Il est temps que les États-Unis se dotent d’un texte législatif global réglementant l’utilisation des données personnelles de leurs citoyens. Tel est le sens de l’intervention de Tim Cook lors de la « 40e conférence internationale des commissaires à la protection des données et de la vie privée », qui s’est tenue à Bruxelles le 24 octobre 2018.

De manière implicite, le PDG d’Apple a également pointé du doigt des entreprises comme Google ou Facebook, dont le modèle économique est plus spécifiquement basé sur la collecte et l’utilisation de données personnelles que ne l’est celui de la firme à la pomme.

Selon lui, le RGPD européen va dans la bonne direction et devrait inspirer l’adoption d’une loi fédérale comparable sur le sol américain.

Réglementation des données personnelles aux États-Unis

Contrairement à la situation prévalant en Europe depuis l’adoption du règlement général sur la protection des données, aucune législation nationale n’encadre leur collecte ni leur traitement aux États-Unis. Les lois qui s’appliquent actuellement dépendent de chaque État. Elles peuvent grandement différer de l’un à l’autre. En outre, l’absence d’un cadre unique complique le fait, pour les USA, de négocier une éventuelle convergence des lois avec l’Union Européenne.

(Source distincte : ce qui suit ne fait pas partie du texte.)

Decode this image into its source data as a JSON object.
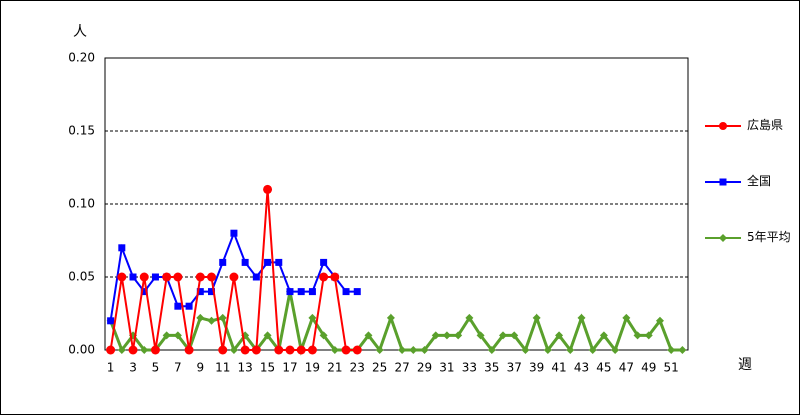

En prenant l’initiative d’adopter une loi s’inspirant du RGPD européen, la Californie est actuellement l’État le plus en pointe sur cette thématique.

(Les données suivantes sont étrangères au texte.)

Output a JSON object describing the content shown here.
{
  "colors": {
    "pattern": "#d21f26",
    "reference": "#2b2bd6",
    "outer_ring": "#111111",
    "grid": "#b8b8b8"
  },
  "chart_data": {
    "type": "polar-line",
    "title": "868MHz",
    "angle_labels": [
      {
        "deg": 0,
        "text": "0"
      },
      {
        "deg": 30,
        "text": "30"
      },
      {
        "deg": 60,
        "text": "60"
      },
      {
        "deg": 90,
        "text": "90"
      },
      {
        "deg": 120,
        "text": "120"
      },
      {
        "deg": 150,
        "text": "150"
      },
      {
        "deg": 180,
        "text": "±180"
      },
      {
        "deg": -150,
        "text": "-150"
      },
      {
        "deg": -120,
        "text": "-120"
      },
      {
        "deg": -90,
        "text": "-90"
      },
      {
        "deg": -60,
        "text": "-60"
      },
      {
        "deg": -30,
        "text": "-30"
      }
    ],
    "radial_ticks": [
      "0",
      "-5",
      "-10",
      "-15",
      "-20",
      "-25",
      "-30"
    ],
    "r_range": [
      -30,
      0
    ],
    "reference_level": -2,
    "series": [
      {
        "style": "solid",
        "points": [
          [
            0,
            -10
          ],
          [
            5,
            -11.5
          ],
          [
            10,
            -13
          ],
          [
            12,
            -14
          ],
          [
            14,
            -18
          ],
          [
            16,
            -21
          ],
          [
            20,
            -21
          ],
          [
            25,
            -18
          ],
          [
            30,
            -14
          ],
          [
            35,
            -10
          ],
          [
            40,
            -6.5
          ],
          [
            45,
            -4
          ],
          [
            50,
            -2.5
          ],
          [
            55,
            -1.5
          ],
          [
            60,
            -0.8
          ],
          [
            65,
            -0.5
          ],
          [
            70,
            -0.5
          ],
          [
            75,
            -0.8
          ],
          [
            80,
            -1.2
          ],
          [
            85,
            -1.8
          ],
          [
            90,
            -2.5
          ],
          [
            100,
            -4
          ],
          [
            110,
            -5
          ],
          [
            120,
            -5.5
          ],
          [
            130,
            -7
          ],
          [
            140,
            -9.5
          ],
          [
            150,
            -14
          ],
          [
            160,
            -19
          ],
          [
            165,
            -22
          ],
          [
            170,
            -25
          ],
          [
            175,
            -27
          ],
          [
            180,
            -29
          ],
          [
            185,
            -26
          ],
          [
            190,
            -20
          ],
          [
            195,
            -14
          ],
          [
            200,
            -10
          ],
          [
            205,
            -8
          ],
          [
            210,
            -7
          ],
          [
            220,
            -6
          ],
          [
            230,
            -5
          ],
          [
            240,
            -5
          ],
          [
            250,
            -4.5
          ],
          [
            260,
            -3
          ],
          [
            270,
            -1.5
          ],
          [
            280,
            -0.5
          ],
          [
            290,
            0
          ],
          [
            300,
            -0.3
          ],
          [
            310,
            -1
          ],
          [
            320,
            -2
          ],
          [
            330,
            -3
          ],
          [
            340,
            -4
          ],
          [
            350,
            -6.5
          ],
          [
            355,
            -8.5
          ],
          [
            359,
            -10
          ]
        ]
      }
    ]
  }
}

Les entreprises devront informer leurs clients et utilisateurs sur le type de données personnelles collectées, tout en leur laissant la possibilité de s’opposer à leur traitement à des fins commerciales ou à leur suppression. Il sera en outre interdit de vendre ou céder toute donnée concernant des mineurs de moins de 16 ans. Promulguée en juin 2018, cette loi entrera en vigueur le 1er janvier 2020.

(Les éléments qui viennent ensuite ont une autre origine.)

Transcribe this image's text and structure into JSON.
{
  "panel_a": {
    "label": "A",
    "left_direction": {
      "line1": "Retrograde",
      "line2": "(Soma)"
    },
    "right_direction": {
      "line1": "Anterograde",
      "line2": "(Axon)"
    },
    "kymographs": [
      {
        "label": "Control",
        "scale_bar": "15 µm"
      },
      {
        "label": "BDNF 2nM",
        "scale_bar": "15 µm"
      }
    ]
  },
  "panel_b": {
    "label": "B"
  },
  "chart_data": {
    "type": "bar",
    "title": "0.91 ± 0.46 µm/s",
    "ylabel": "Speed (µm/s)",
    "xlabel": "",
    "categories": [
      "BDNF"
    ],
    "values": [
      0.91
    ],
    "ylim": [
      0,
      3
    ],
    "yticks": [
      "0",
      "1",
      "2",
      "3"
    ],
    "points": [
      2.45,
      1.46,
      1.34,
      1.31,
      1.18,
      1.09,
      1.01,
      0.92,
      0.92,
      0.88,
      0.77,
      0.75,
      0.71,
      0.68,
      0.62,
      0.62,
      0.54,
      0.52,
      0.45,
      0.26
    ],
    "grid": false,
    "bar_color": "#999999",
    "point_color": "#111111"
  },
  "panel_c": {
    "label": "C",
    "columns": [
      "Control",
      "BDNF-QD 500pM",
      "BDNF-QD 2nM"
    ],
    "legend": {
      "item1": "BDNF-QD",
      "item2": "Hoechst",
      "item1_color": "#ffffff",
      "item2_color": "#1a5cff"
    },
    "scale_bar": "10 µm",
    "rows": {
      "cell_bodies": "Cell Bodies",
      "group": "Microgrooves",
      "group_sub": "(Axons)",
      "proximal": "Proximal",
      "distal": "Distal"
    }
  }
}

L’administration Obama avait déjà tenté de promulguer une loi comparable en 2012 au niveau fédéral, sans succès. À la suite des récents scandales ayant concerné plusieurs grands noms de la « tech » américaine, une nouvelle proposition est actuellement discutée par l’administration Trump, selon le Washington Post. Si elle aboutissait, cette version devrait cependant s’avérer moins contraignante que sa consœur européenne.

Protection des données en Europe

Le RGPD consiste en un règlement européen. À ce titre, il s’applique directement depuis le 25 mai 2018, sans nécessité d’être transposé en droit local dans chaque État membre. Sa vocation est de renforcer les droits des personnes dont les données font l’objet d’une collecte et d’une utilisation. Le RGPD s’applique dès lors qu’un traitement est mis en œuvre par une entité y compris auprès d’organismes extérieurs à l’Union Européenne.

Les individus concernés doivent être informés au préalable et de façon claire du type de données personnelles collectées, ainsi que de la nature du traitement appliqué. Le consentement à celui-ci doit être fourni de manière explicite. La suppression des données à l’issue de leur traitement, ou leur communication dans un format aisément lisible, peut également être demandée par l’ayant droit.

Par ailleurs, toute personne a la faculté de demander une intervention humaine dans un processus de traitement automatisé la concernant.

En cas de fuite de données personnelles dont il a la charge, tout organisme a l’obligation d’en informer son autorité nationale de référence, afin de protéger au mieux les utilisateurs. Les entités publiques ou privées répondant à certains critères spécifiques (notamment celles traitant des données à grande échelle ou collectant des informations particulièrement sensibles) doivent obligatoirement désigner en leur sein un délégué à la protection des données.

Une étude préalable de l’impact sur la vie privée des utilisateurs doit être envisagée avant tout projet susceptible de présenter d’importantes implication en matière de protection des données personnelles.

En cas de manquement aux dispositions du RGPD, des sanctions graduées sont prévues : celles-ci comprennent le simple avertissement, la limitation temporaire ou définitive du traitement ou encore l’obligation de satisfaire aux demandes des ayants droits. Des amendes administratives peuvent être prononcées. Celles-ci peuvent s’élever jusqu’à 20 millions d’euros ou 4 % du chiffre d’affaire annuel mondial de l’entreprise fautive (le montant le plus élevé étant retenu, cumulable pour chaque État européen concerné).

Lors de son entrée en vigueur, le RGPD avait été froidement accueilli de l’autre côté de l’Atlantique. Aujourd’hui, force est de constater que plusieurs pays à travers le monde, dont les États-Unis, réfléchissent à leur propre version d’un tel texte.